Лекса вздохнул и промолчал.

А что скажешь?

Ендрек уже и сам догадался, что его нарушение Контрамации было лишь поводом к задержанию. Помилуй, Господи! Да разве это нарушение? Сколько там той силы магической он затратил, пытаясь смягчить страдания пана Юржика? Ложку, не более, по сравнению с волшебством того же Гудимира. Но тот ведь находится на казенной службе, на реестре. Хоть и использует дар для своей корысти. Своей и пана сотника жорнищанского, Лехослава Рчайки.

В другое время и в другом месте чародейство Ендрека осталось бы попросту незамеченным. Мржек вон на берегу Стрыпы, когда грозинчане атаковали струг, несравненно сильнее колдовал. Что ж ни один из реестровых чародеев хоровского порубежья не всполошился? Не поднял тревогу, не выслал хорошо вооруженный отряд разобраться что к чему? Или это в порядке вещей? Сильного врага беспрепятственно пропускать, а кого обидеть легко, кто сам законы старается выполнять по мере сил, того можно и в буцегарню?

Из обрывков разговоров между порубежниками, подслушанных, пока их вели в застенок, студиозус понял, что задержали их, скорее всего, желая завладеть грузом. Проклятым сундуком, ни дна ему, ни покрышки. И попробуй теперь докажи, что прилужанского золота они и в глаза не видели, а подставили их вельможный пан Зджислав Куфар, бывший подскарбий коронный, и его преподобие, митрополит выговский Богумил Годзелка. Всучили вместо золота чушки свинцовые... Где, интересно, они свинцом разжились? Не иначе для починки купола какого-нибудь столичного храма церковники закупили, а вот, гляди ж ты, пригодился.

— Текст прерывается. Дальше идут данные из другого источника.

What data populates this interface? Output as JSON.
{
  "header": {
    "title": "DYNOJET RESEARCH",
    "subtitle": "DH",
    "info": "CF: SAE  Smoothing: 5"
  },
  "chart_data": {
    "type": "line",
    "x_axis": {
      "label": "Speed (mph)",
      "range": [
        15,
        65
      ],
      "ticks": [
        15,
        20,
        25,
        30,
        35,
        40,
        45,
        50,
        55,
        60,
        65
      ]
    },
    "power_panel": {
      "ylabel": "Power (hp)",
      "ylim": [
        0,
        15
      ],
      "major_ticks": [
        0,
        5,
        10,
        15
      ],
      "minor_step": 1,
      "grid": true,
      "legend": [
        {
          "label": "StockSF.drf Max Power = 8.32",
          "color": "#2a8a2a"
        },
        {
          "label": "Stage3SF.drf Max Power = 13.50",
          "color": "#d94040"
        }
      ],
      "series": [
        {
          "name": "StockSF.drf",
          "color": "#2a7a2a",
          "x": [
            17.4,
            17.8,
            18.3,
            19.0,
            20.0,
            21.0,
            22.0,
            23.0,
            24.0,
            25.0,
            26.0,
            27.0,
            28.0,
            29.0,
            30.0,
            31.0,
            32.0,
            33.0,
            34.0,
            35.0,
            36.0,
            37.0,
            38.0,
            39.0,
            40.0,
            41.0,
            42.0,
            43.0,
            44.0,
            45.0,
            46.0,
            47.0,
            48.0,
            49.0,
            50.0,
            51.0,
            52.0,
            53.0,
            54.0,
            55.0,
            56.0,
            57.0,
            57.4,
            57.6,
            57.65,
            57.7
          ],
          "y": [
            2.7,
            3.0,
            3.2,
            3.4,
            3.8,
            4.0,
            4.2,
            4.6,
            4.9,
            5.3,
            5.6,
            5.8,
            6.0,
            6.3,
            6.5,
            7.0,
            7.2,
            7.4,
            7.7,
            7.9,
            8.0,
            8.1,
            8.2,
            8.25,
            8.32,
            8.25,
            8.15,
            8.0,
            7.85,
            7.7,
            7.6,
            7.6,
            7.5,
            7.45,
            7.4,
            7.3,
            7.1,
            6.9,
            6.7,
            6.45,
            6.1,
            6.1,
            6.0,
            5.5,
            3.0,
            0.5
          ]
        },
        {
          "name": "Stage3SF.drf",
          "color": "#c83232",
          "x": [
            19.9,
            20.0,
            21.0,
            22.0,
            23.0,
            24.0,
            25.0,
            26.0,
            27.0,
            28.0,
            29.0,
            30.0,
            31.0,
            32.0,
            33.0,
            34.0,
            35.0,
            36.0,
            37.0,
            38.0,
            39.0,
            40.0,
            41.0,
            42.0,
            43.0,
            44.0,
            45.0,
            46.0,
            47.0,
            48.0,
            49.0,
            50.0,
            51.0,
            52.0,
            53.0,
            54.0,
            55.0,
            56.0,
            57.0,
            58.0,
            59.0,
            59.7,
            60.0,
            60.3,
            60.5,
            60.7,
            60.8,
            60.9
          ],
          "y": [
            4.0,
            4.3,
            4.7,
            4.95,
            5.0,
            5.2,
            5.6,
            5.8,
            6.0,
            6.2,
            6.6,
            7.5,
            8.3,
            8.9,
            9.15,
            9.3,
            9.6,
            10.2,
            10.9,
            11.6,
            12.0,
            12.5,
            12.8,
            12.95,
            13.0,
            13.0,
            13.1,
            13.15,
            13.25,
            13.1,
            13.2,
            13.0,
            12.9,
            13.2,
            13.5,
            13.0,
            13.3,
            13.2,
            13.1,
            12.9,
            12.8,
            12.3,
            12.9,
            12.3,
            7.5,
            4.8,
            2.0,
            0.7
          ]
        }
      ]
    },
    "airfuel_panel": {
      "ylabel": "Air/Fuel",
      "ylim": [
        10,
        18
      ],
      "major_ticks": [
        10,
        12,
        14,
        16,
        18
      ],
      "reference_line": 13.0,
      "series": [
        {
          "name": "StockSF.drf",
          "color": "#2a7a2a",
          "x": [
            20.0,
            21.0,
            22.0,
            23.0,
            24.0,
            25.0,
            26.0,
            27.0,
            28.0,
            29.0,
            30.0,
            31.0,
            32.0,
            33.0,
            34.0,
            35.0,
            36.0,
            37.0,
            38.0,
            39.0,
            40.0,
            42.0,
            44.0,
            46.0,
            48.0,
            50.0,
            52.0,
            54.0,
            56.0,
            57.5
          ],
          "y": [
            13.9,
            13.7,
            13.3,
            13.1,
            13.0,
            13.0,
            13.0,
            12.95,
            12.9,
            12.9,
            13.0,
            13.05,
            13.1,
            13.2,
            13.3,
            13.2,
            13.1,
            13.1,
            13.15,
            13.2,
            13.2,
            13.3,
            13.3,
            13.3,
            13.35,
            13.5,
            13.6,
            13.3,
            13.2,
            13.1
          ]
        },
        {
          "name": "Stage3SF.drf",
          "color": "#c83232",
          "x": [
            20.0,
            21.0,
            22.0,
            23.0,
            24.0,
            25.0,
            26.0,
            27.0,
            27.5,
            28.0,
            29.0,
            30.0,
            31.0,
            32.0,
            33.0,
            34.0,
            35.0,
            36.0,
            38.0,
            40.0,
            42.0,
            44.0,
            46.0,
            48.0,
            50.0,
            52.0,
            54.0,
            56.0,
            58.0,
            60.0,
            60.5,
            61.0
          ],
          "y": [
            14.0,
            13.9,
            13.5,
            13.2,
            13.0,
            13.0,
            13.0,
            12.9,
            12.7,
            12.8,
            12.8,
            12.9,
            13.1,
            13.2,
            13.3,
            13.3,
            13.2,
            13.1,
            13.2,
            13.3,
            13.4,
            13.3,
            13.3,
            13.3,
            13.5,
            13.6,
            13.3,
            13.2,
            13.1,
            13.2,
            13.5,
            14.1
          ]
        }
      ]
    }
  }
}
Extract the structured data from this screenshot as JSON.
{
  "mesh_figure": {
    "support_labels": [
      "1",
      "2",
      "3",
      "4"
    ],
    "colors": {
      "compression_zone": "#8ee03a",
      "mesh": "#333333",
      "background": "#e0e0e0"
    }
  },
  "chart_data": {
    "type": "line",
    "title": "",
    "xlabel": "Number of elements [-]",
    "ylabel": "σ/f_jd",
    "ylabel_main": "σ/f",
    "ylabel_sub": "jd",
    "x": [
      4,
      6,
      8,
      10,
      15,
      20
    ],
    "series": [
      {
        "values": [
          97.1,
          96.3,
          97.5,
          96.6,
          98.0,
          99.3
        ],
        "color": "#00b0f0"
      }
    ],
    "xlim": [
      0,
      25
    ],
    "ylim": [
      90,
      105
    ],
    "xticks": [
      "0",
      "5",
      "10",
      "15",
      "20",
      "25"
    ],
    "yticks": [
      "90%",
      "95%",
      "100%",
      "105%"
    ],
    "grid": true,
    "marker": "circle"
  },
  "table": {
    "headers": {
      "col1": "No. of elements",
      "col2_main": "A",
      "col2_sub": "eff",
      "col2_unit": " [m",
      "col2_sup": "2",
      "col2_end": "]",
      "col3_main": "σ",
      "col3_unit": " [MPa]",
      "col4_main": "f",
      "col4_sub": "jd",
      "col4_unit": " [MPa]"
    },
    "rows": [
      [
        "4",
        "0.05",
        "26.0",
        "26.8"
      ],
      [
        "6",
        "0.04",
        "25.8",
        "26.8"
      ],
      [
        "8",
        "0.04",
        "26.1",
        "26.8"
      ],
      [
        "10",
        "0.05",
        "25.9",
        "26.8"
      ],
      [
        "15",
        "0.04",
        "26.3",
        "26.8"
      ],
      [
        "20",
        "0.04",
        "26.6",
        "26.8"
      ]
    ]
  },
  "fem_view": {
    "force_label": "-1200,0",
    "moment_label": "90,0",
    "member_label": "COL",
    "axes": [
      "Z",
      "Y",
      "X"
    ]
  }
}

Скорее всего, хитрые, как два матерых лиса, Зджислав и Богумил отправили от Выгова несколько телег. И несколько отрядов малолужичанской голытьбы — благо съехалось их туда стараниями панов полковников из Берестянки, Крапивни, Жеребков, Нападовки более чем достаточно. А вот с золотом сундук был всего лишь один. И вряд ли — Ендрек удивился, что эта мысль пришла к нему в голову только сейчас — настоящую казну отправили бы в далекий южный Искорост, через опасные даже в спокойные времена пристрыпские степи. Да и покидала ли она пределы Выгова? Кто знает? Может, таится казна, закопанная до поры до времени в одном из подвалов под храмом Святого Анджига Страстоприимца — покровителя Великих Прилужан? Там, говорят люди, тоннелей нарыто — немеряно. И не мудрено — за четыре сотни лет-то... А может быть, в храме Святого Жегожа Змиеборца, что на Щучьей горке? Оттуда, тоже сведущие люди толковали, ходы тянутся по всему Выгову. Или, чего проще, в самом обычном подвале кого-нибудь из выговчан, кто сохранил верность старой власти, а таких в любом случае, несмотря на всеобщее воодушевление горожан новым королем, должно оставаться немало.

Под эти невеселые мысли Ендрек и пытался уснуть.

Шипел, коптил, брызгался искрами оставленный стражниками в скобе факел. Безмятежно сопел пан Бутля. Молчал, уставившись в стену Меченый. Елозил спиной по соломе Лекса — все норовил руку пристроить так, чтобы во сне не зацепить ненароком.

Что то будет с ними завтра? Какую еще неожиданность преподнесет злосчастная судьба? Вырвутся на свободу или так и сгниют в жорнищанской буцегарне? Хотя... Какой там «сгниют»! Похоже, пан Лехослав настроен решительно и умереть своей смертью никому из них не даст...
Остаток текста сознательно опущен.